Professor Nick Duffield
Texas A&M University

Chaired by
Dr TAN Kian Lee, Shaw Senior Professor, School of Computing

  06 Nov 2017 Monday, 10:30 AM to 12:00 PM

 Executive Classroom, COM2-04-02


Sampling is a powerful approach to reduce Big Data to Small Data, relieving storage and enabling faster query response when an approximate answer suffices. The focus of this talk is a cost-based formulation for data reduction that allows flexible expression of query goals, and weights sampling to minimize information loss for a given space constraint. This approach was motivated by problems in streaming traffic measurements in ISPs. We describe some new applications for subgraph estimation in massive graph streaming data, for both query execution on stored transactional data, and construction of reference samples for retrospective queries. We establish a framework for unbiased estimation of the cardinality of arbitrary sets of subgraphs, together with estimates for their variance. The result hinges on a Martingale formulation of weighted priority sampling that establishes unbiasedness for edge-product form estimators, and that enables us to disjoin the sampling and estimation steps. This property enables execution in billion scale graphs with comparable accuracy to existing approaches in significantly smaller memory.

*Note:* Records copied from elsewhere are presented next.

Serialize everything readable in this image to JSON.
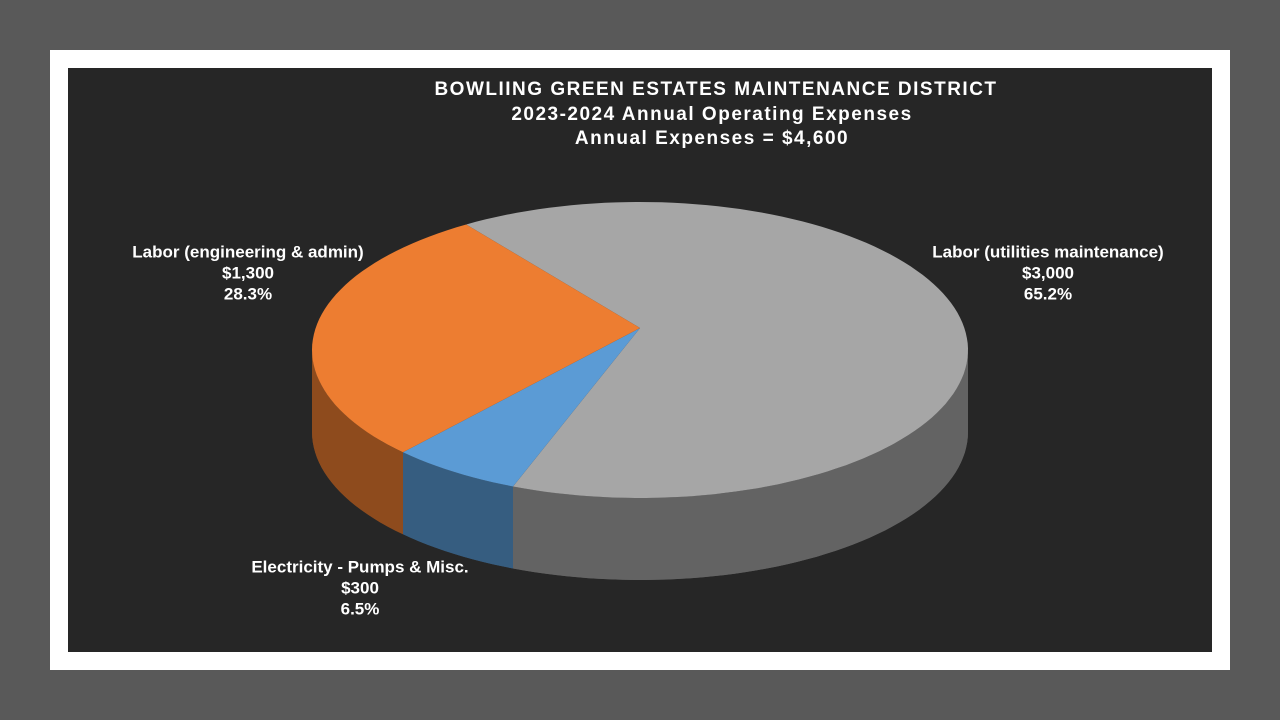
{
  "chart_data": {
    "type": "pie3d",
    "title": "BOWLIING GREEN ESTATES MAINTENANCE DISTRICT",
    "subtitle": [
      "2023-2024 Annual Operating Expenses",
      "Annual Expenses = $4,600"
    ],
    "categories": [
      "Labor (utilities maintenance)",
      "Electricity - Pumps & Misc.",
      "Labor (engineering & admin)"
    ],
    "values": [
      3000,
      300,
      1300
    ],
    "value_labels": [
      "$3,000",
      "$300",
      "$1,300"
    ],
    "percent_labels": [
      "65.2%",
      "6.5%",
      "28.3%"
    ],
    "colors": [
      "#a6a6a6",
      "#5b9bd5",
      "#ed7d31"
    ]
  }
}
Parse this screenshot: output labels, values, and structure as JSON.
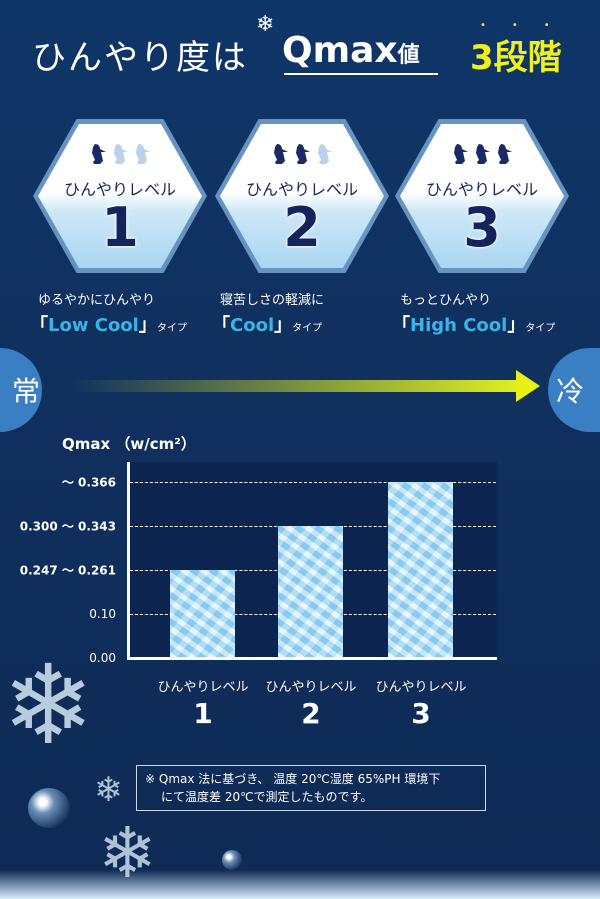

Nick Duffield ( http://nickduffield.net/work ) is a Professor in the Department of Electrical and Computer Engineering at Texas A&M University, and Director of the Texas A&M Engineering Big Data Initiative. From 1995 until 2013 he worked at AT&T Labs-Research, Florham Park, NJ, where he was a Distinguished Member of Technical Staff and an AT&T Fellow. He obtained a PhD in Mathematical Physics from the University of London, and the BA and MMath from the University of Cambridge, UK. His research focuses on the foundations and applications of Data Science and Computer Networking, including graph streaming, rough path analysis, network measurement and resilience, transportation, and hydrology. He is Chief Editor for Big Data at Frontiers in ICT and an Editor-at-Large for the IEEE/ACM Transactions on Networking. Dr. Duffield is an IEEE Fellow, an IET Fellow, a member of the Board of Directors of ACM Sigmetrics, and was a co-recipient of the ACM Sigmetrics Test of Time Award in 2012 and 2013. His research is supported by awards from NSF, DARPA, Google and Intel.